Uniform Meaning Representation (UMR) for Latin
Uniform Meaning Representation (UMR) is a meaning representation framework designed to annotate the semantic content of a text. It is primarily based on Abstract Meaning Representation (AMR), but was explicitly developed with cross-linguistic scope in mind. UMR aims to extend AMR to other languages, and in particular to morphologically complex, possibly low-resource languages, by adjusting the AMR schema to make it more cross-linguistically applicable. UMR also adds new semantic coverage to the schema by providing representation for tense, aspect, modality, and scope, and enhances the representation by designing document-level dependency structures for linguistic phenomena such as temporal and modal relations, as well as coreference, which may extend beyond sentence. UMR is intended to be scalable, learnable, and cross-linguistically plausible, and it is designed to support both lexical and logical inference.
Data releases
-
UMR 1.0
This data release did not include any Latin data, but is listed here for completeness. It is available in the LINDAT/CLARIAH-CZ repository, and it contains data annotated by the U.S. team for six langauges: Arapaho, Chinese, Kukama, English, Navajo, Sanapaná.
-
UMR 2.0
This data release contains the first version of the manually annotated Latin data and of the converted Czech data, also by the ÚFAL MFF UK team. It is available in the LINDAT/CLARIAH-CZ repository at TBA.
Project objectives
This project aims to explore how to adapt the UMR framework to a larger number of languages (namely Latin and Romance languages).
In particular,
-
it places a special focus on historical languages, absent from the UMR 1.0 collection. The manual annotation of a sample of Latin data contributes to this objective.
-
it investigates strategies for the (semi-)automatic extraction of UMR annotations from syntactic resources, such as Universal Dependencies.
Latin in UMR 2.0
The Latin sentences included in the UMR 2.0 release are sourced from a portion of the Latin Dependency Treebank (LDT) that was made available by the Index Thomisticus Project; before releasing the data, the project corrected it at the syntactic layer and annotated it from scratch at a semantic/pragmatic one. The sentences annotated in UMR are all taken from Sallust's De Coniuratione Catilinae ("Conspiracy of Catiline"). The annotation of the source LDT data reflects that of the Prague Dependency Treebank (PDT), including a detailed annotation at the tectogrammatical level that focuses on the syntactic-semantic properties of the language. This is particularly relevant in relation to the UMR for Czech project, also carried out by the ÚFAL MFF UK team, which explores a (semi-)automatic conversion of PDT data into the UMR format.
Publications
-
Gamba, F. 2024. Predicate Sense Disambiguation for UMR Annotation of Latin: Challenges and Insights. In Proceedings of the 1st Workshop on Machine Learning for Ancient Languages (ML4AL 2024), pages 19–29, Hybrid in Bangkok, Thailand and online. Association for Computational Linguistics.
-
Lopatková, M., Fučíková, E., Gamba, F., Štěpánek, J., Zeman, D., Zikánová, Š. 2024. Towards a Conversion of the Prague Dependency Treebank Data to the Uniform Meaning Representation. In Proceedings of the 24th Conference Information Technologies – Applications and Theory (ITAT 2024), pages 62–76, CEUR-WS.org, Košice, Slovakia.
Related projects
The development of Latin UMRs has been supported by the following projects:
-
Project GAUK No. 104924: Adapting Uniform Meaning Representation (UMR) for the Italic/Romance languages, 2024-2026.
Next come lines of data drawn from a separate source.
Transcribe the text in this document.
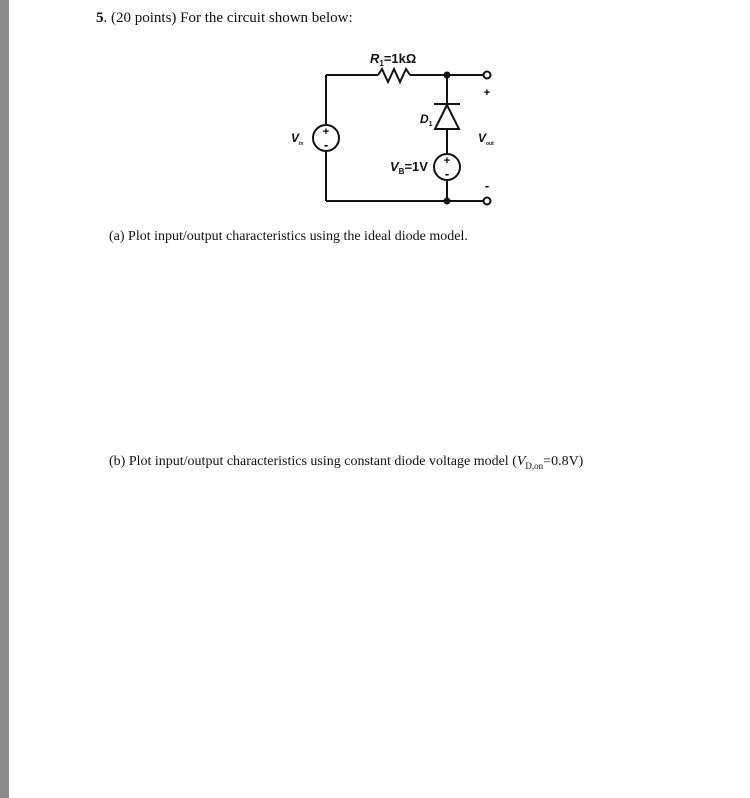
5. (20 points) For the circuit shown below:
+
-
+
-
+
-
$R_1=1k\Omega$
$D_1$
$V_{in}$
$V_B=1V$
$V_{out}$
(a) Plot input/output characteristics using the ideal diode model.
(b) Plot input/output characteristics using constant diode voltage model $(V_{D,on}=0.8V)$
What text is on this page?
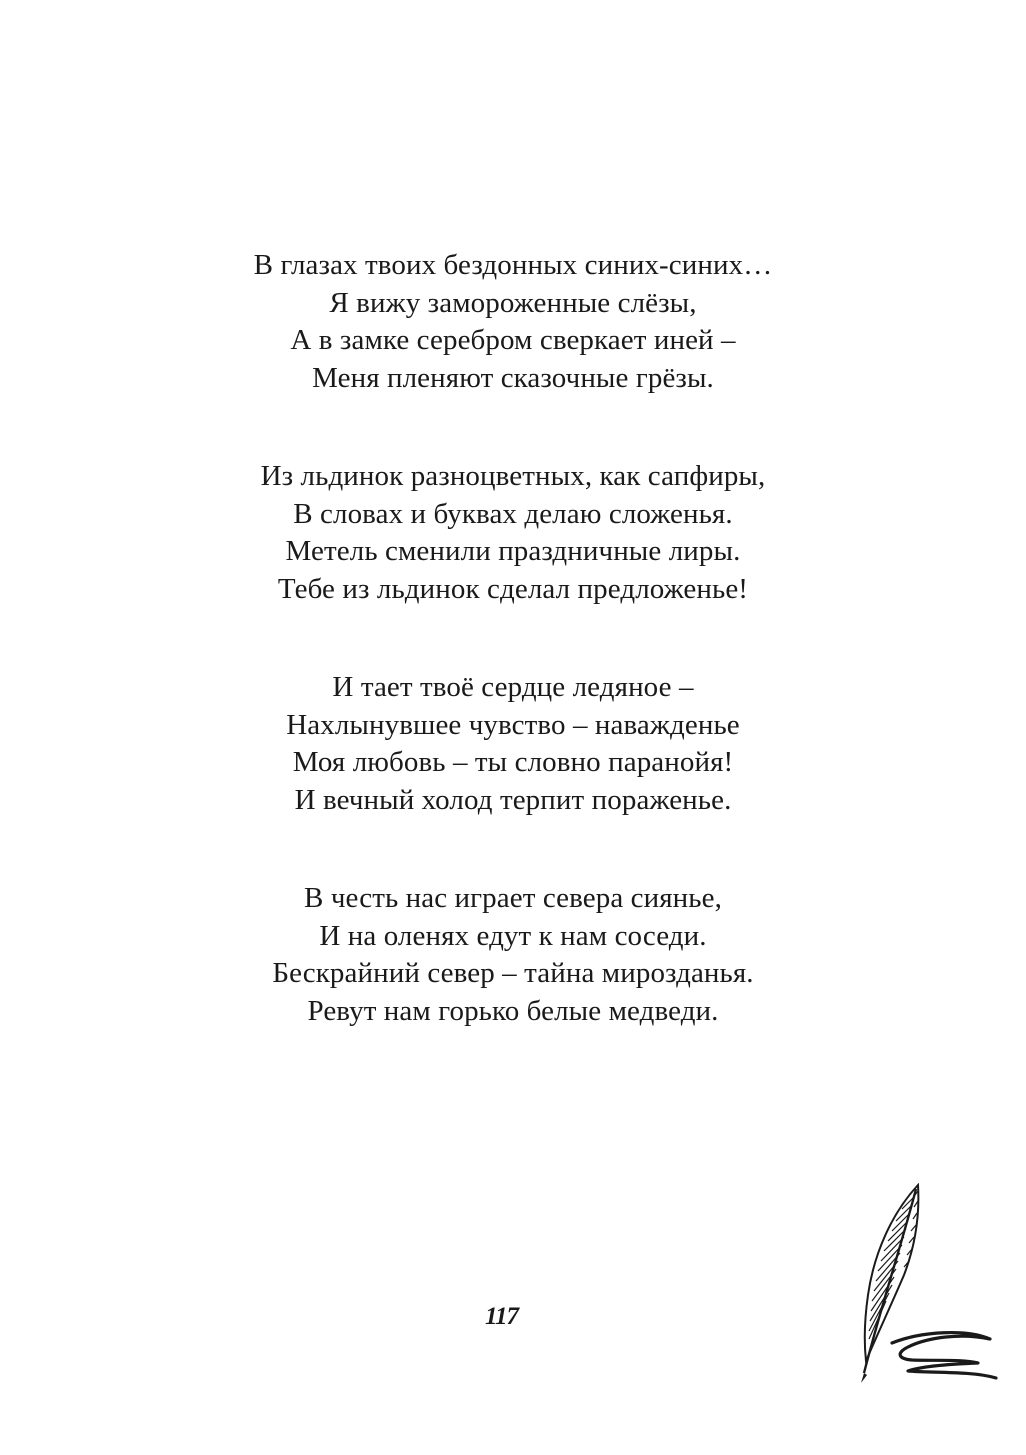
В глазах твоих бездонных синих-синих…
Я вижу замороженные слёзы,
А в замке серебром сверкает иней –
Меня пленяют сказочные грёзы.
Из льдинок разноцветных, как сапфиры,
В словах и буквах делаю сложенья.
Метель сменили праздничные лиры.
Тебе из льдинок сделал предложенье!
И тает твоё сердце ледяное –
Нахлынувшее чувство – наважденье
Моя любовь – ты словно паранойя!
И вечный холод терпит пораженье.
В честь нас играет севера сиянье,
И на оленях едут к нам соседи.
Бескрайний север – тайна мирозданья.
Ревут нам горько белые медведи.
117
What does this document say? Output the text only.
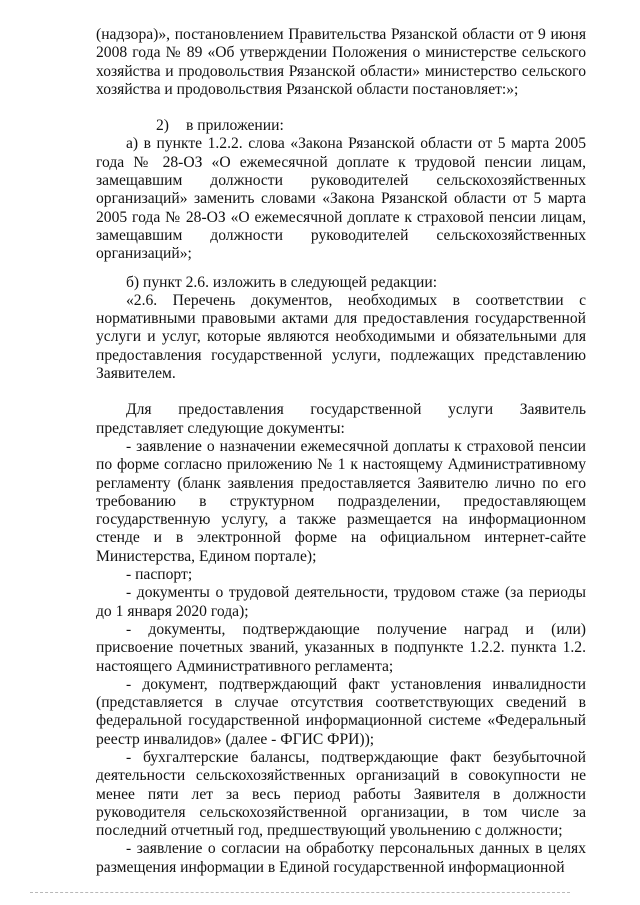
(надзора)», постановлением Правительства Рязанской области от 9 июня 2008 года № 89 «Об утверждении Положения о министерстве сельского хозяйства и продовольствия Рязанской области» министерство сельского хозяйства и продовольствия Рязанской области постановляет:»;

2) в приложении:

а) в пункте 1.2.2. слова «Закона Рязанской области от 5 марта 2005 года № 28-ОЗ «О ежемесячной доплате к трудовой пенсии лицам, замещавшим должности руководителей сельскохозяйственных организаций» заменить словами «Закона Рязанской области от 5 марта 2005 года № 28-ОЗ «О ежемесячной доплате к страховой пенсии лицам, замещавшим должности руководителей сельскохозяйственных организаций»;

б) пункт 2.6. изложить в следующей редакции:

«2.6. Перечень документов, необходимых в соответствии с нормативными правовыми актами для предоставления государственной услуги и услуг, которые являются необходимыми и обязательными для предоставления государственной услуги, подлежащих представлению Заявителем.

Для предоставления государственной услуги Заявитель представляет следующие документы:

- заявление о назначении ежемесячной доплаты к страховой пенсии по форме согласно приложению № 1 к настоящему Административному регламенту (бланк заявления предоставляется Заявителю лично по его требованию в структурном подразделении, предоставляющем государственную услугу, а также размещается на информационном стенде и в электронной форме на официальном интернет-сайте Министерства, Едином портале);

- паспорт;

- документы о трудовой деятельности, трудовом стаже (за периоды до 1 января 2020 года);

- документы, подтверждающие получение наград и (или) присвоение почетных званий, указанных в подпункте 1.2.2. пункта 1.2. настоящего Административного регламента;

- документ, подтверждающий факт установления инвалидности (представляется в случае отсутствия соответствующих сведений в федеральной государственной информационной системе «Федеральный реестр инвалидов» (далее - ФГИС ФРИ));

- бухгалтерские балансы, подтверждающие факт безубыточной деятельности сельскохозяйственных организаций в совокупности не менее пяти лет за весь период работы Заявителя в должности руководителя сельскохозяйственной организации, в том числе за последний отчетный год, предшествующий увольнению с должности;

- заявление о согласии на обработку персональных данных в целях размещения информации в Единой государственной информационной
This project focuses on developing UMRs for Latin and Romance languages through two primary approaches: manually annotating a sample of data and investigating strategies for the (semi-)automatic extraction of UMR annotations from existing linguistic resources.
-
Project LUSyD: Language Understanding: from Syntax to Discourse, GAČR EXPRO program, Project No. GX20-16819X.
This project serves as the fundamental research on meaning representations in general, testing various Natural Language Understanding tools, work on discourse etc., and the foundations of the SynSemClass event-type ontology. From the UMR perspective, it serves for support of the basic understanding of the UMR principles in the broader approach to meaning representations.
-
Project of the large research infrastructure LINDAT/CLARIAH-CZ, project No. LM2023062, MŠMT LRI program.
This project gives the infrastructural support for hosting the necessary data, tools and services developed in the UMR project and related resources. It also serves as the primary distribution repository for the U.S. partner-developed data.
The work on UMR for Latin is also related to the following project:
-
Project UMR – Uniform Meaning Representation, No. LUAUS23283, in the Inter-Excellence II program (Inter-Action subprogram), 2023-2027.
The project supports primarily cooperation with the U.S. partner, preparation for release, manual checks, and the work on the SynSemClass event-type ontology for application on UMR.